Olivier Schmouker|Publié le 17 octobre 2024

Comment licencier sans heurts?

Différents trucs permettent de s'y prendre avec humanité. (Photo: Vitaly Gariev pour Unsplash)

Q. — «L’inflation a certes diminué, mais la reprise économique ne se fait toujours pas sentir. Les affaires de ma PME ne tournent pas comme elles le devraient, et il me faut me résoudre à licencier. Comment m’y prendre au mieux, sachant que cette décision me déchire le cœur?» – Juliette

R. — Chère Juliette, il est clair que remercier des employés n’est jamais chose aisée. On sait qu’on va non seulement bousculer des vies humaines, mais aussi perturber le fonctionnement habituel de l’organisation. Chacun va ressentir l’impact de ce vaste changement, et personne ne peut savoir d’avance quelles en seront les véritables conséquences, individuelles comme collectives.

D’où l’intérêt de faire preuve d’empathie, considère Emma Seppälä, professeure de management à l’université Yale, à New Haven (États-Unis). «En traitant les employés avec humanité et en leur fournissant un soutien complet, tant pour ceux qui s’en vont que pour ceux qui restent, les dirigeants d’entreprise peuvent non seulement atténuer les effets négatifs des licenciements, mais aussi renforcer leur réputation d’employeurs attentionnés et responsables», dit-elle dans un récent billet de blogue.

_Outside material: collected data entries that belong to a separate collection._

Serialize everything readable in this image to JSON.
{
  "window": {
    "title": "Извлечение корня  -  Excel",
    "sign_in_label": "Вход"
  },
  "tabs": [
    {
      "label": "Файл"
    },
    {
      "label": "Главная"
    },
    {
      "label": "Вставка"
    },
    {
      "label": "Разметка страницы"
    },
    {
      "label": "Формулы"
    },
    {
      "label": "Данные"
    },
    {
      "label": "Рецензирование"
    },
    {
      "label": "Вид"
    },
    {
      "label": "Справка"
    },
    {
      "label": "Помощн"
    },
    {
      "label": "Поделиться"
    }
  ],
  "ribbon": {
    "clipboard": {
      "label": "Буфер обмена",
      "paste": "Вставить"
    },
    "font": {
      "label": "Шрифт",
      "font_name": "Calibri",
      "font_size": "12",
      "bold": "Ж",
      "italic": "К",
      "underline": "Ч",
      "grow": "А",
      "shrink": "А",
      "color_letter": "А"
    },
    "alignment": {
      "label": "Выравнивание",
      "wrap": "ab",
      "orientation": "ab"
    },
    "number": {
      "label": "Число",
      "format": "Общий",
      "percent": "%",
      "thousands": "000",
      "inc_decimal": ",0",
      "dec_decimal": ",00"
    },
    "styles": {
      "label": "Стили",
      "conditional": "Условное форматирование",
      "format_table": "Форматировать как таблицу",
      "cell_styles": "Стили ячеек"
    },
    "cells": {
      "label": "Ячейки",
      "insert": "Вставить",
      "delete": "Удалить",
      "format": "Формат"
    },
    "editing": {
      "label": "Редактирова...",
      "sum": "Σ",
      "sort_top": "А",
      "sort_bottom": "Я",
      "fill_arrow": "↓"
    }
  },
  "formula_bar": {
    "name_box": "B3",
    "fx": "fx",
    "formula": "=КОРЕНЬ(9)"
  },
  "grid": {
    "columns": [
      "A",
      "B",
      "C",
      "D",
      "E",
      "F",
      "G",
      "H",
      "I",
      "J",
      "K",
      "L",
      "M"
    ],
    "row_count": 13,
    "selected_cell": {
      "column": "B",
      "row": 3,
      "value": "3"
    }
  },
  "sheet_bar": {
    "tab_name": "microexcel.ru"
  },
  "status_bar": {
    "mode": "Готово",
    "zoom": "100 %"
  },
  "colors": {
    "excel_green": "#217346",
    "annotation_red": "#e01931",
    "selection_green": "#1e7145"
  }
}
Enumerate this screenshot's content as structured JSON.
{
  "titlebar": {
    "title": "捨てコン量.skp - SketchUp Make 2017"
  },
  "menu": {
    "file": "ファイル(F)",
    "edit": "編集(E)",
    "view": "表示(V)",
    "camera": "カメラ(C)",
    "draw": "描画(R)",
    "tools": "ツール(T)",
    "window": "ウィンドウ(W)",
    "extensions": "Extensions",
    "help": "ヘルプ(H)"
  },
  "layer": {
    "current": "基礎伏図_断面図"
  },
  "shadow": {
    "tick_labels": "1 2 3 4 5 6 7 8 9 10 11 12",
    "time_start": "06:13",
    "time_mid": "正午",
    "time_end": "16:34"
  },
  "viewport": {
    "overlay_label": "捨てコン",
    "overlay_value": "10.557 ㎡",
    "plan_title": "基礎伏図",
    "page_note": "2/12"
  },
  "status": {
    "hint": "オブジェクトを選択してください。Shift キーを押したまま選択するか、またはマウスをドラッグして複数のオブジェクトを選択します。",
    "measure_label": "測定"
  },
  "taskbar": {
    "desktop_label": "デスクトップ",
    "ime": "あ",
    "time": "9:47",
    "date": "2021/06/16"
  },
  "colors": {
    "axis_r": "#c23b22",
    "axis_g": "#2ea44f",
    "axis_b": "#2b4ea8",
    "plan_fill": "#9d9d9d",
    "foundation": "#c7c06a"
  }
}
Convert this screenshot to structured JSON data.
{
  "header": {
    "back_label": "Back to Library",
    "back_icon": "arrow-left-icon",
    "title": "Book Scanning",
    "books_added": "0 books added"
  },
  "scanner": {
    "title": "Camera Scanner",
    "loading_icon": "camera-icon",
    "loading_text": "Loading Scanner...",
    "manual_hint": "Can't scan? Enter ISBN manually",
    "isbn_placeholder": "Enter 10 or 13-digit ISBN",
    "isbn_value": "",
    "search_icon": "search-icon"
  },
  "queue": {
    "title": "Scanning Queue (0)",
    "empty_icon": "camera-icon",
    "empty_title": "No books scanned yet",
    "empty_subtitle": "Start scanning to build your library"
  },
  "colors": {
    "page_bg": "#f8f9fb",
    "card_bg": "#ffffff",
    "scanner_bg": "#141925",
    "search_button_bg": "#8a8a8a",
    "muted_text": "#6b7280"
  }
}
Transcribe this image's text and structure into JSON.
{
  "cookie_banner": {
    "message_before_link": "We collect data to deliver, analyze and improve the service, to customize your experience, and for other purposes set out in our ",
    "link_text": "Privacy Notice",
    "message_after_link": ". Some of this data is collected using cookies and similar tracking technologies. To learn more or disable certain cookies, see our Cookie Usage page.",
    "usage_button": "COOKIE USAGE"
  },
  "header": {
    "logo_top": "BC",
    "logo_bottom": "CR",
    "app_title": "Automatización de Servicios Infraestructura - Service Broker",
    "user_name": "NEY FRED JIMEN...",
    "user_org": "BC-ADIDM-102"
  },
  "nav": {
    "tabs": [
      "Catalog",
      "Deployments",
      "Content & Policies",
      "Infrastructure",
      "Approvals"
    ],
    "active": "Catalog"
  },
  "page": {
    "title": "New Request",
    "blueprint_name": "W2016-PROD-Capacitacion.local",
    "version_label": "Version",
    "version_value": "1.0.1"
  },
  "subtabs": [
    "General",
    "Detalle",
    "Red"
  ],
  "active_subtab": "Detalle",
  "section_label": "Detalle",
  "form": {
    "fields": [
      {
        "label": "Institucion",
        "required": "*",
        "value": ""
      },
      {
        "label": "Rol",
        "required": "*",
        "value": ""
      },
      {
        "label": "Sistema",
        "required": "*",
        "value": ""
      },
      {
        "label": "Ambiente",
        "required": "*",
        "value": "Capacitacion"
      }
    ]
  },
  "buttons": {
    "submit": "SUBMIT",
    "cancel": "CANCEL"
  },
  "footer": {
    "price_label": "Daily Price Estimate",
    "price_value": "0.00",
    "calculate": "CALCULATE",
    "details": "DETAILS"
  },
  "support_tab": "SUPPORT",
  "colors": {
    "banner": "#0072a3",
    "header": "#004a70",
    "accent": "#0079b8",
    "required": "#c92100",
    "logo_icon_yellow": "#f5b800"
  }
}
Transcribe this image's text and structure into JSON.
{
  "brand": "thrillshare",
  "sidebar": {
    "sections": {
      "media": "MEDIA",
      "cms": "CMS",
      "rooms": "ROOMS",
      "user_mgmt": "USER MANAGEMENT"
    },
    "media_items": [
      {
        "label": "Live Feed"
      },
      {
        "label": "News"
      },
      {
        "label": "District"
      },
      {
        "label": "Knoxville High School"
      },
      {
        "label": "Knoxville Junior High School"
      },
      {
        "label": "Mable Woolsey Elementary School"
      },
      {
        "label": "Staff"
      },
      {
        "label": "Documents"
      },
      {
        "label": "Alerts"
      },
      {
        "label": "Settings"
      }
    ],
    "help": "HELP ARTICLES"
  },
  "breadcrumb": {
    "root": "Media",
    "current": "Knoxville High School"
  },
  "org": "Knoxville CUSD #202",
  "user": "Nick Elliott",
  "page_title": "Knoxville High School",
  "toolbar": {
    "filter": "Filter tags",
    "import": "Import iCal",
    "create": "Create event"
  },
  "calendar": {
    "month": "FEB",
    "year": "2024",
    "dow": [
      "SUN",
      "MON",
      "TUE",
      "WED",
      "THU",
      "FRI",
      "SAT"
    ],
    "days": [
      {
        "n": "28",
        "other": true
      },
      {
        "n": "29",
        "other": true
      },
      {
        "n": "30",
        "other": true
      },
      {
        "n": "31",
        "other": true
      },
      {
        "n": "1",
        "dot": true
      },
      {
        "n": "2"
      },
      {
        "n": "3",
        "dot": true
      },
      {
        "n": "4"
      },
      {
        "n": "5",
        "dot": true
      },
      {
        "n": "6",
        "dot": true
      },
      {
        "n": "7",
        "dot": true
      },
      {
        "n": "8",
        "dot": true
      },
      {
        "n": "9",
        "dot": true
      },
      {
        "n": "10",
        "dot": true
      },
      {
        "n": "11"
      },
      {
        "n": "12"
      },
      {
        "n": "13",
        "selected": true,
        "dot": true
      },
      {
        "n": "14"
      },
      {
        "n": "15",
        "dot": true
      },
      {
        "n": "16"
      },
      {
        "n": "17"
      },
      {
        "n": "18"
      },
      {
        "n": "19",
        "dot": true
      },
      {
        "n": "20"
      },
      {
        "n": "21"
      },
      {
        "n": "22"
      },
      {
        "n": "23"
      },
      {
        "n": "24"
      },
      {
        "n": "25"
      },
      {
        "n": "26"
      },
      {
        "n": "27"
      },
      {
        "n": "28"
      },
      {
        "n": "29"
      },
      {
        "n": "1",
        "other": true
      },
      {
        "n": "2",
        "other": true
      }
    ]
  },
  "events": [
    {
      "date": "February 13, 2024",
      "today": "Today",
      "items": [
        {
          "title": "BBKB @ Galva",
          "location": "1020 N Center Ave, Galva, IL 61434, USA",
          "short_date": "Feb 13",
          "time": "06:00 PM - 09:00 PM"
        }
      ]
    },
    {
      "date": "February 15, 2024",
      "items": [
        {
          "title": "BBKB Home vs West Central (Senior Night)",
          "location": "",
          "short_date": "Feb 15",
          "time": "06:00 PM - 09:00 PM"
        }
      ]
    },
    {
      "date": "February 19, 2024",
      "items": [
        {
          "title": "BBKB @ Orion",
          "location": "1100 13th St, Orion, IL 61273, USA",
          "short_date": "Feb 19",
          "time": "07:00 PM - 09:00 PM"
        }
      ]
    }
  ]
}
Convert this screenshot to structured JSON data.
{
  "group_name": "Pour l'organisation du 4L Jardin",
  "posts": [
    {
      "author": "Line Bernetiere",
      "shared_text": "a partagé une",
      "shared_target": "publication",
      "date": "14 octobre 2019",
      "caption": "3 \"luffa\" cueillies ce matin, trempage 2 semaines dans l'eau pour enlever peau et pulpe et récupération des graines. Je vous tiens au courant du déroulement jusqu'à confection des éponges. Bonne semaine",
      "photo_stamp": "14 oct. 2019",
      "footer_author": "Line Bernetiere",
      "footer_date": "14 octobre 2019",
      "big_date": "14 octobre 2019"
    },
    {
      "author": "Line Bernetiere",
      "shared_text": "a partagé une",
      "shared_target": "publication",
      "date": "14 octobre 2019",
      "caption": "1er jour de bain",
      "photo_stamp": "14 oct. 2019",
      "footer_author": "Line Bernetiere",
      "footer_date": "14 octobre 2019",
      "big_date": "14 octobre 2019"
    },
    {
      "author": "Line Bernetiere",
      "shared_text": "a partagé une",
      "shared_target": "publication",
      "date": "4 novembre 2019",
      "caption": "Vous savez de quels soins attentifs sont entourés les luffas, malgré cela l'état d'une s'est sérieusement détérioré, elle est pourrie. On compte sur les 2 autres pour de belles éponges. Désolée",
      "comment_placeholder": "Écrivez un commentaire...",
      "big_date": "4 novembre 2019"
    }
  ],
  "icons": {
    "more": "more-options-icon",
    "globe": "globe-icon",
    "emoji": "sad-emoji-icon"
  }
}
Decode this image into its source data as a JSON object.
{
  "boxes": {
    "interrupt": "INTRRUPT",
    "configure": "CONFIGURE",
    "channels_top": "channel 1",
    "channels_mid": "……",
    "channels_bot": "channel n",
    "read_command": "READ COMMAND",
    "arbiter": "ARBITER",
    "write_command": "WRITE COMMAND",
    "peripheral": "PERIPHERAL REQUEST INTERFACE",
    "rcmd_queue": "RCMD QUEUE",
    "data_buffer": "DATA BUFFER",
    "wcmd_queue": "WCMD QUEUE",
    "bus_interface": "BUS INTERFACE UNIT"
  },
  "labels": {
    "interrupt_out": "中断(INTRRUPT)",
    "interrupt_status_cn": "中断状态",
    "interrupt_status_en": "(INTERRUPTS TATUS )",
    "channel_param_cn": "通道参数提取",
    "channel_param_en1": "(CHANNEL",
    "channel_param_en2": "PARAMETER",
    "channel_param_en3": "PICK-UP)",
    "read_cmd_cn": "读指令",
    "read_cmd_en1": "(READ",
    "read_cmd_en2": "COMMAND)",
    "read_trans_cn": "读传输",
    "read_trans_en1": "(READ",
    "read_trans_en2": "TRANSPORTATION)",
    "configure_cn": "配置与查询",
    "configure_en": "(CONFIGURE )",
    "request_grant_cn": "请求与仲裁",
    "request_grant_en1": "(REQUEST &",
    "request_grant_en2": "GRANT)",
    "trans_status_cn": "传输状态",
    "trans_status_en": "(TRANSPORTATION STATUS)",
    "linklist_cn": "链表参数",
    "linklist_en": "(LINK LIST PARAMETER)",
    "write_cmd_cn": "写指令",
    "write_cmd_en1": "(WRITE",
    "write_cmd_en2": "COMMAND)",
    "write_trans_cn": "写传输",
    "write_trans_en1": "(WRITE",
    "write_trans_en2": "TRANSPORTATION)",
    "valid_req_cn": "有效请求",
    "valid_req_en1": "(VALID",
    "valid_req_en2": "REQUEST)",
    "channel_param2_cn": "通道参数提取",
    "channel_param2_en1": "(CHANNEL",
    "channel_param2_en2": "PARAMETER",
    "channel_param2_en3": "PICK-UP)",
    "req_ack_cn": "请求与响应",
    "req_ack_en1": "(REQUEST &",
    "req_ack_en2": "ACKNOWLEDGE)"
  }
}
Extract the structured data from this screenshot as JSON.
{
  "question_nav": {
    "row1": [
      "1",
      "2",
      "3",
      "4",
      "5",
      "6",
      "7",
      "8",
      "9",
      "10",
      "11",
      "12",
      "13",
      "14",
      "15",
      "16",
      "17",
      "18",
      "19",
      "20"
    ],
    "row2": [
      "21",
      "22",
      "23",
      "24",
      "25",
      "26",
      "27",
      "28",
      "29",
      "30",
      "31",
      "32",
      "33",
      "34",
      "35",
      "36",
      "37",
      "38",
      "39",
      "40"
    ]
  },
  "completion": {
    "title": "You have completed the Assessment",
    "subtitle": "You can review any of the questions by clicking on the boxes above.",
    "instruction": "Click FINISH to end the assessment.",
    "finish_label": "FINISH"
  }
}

Emma Seppälä s’est récemment plongée dans la lecture de nombreuses études scientifiques sur le sujet, menées par Kim Cameron, professeur de management de l’Université du Michigan, et d’autres, et elle en a retiré de nombreux enseignements. À commencer par les profondes répercussions – souvent insoupçonnées, à tout le moins négligées – qu’une vague de licenciements peut avoir sur une organisation:

– Les licenciements entraînent souvent une diminution de la confiance et de la loyauté des clients envers l’entreprise. De fait, le départ d’employés qui avaient su nouer et entretenir de bons liens avec la clientèle peut être mal vécu par celle-ci. 

– Ils donnent souvent un méchant coup à la cohésion des équipes: le flux de travail est perturbé, certains employés se retrouvent dès lors avec une surcharge de travail ou de nouvelles tâches à assumer, ce qui est inévitablement source de tensions entre les uns et les autres. 

– Ils peuvent également créer un sentiment d’insécurité, chacun se demandant s’il ne sera pas sur la prochaine liste des employés remerciés. En conséquence, le réflexe est souvent de faire profil bas, de ne pas prendre le risque de proposer des idées neuves, si bien que l’innovation de l’entreprise en prend pour son rhume.

– Le départ d’employés expérimentés entraîne une perte de connaissances précieuses, ce qui peut nuire à la capacité de l’entreprise à gérer des défis inattendus. 

– Toutes ces perturbations peuvent entraîner une baisse globale de la productivité et un affaiblissement de la culture organisationnelle, ce qui peut mener à une aggravation des effets négatifs de la vague de licenciements.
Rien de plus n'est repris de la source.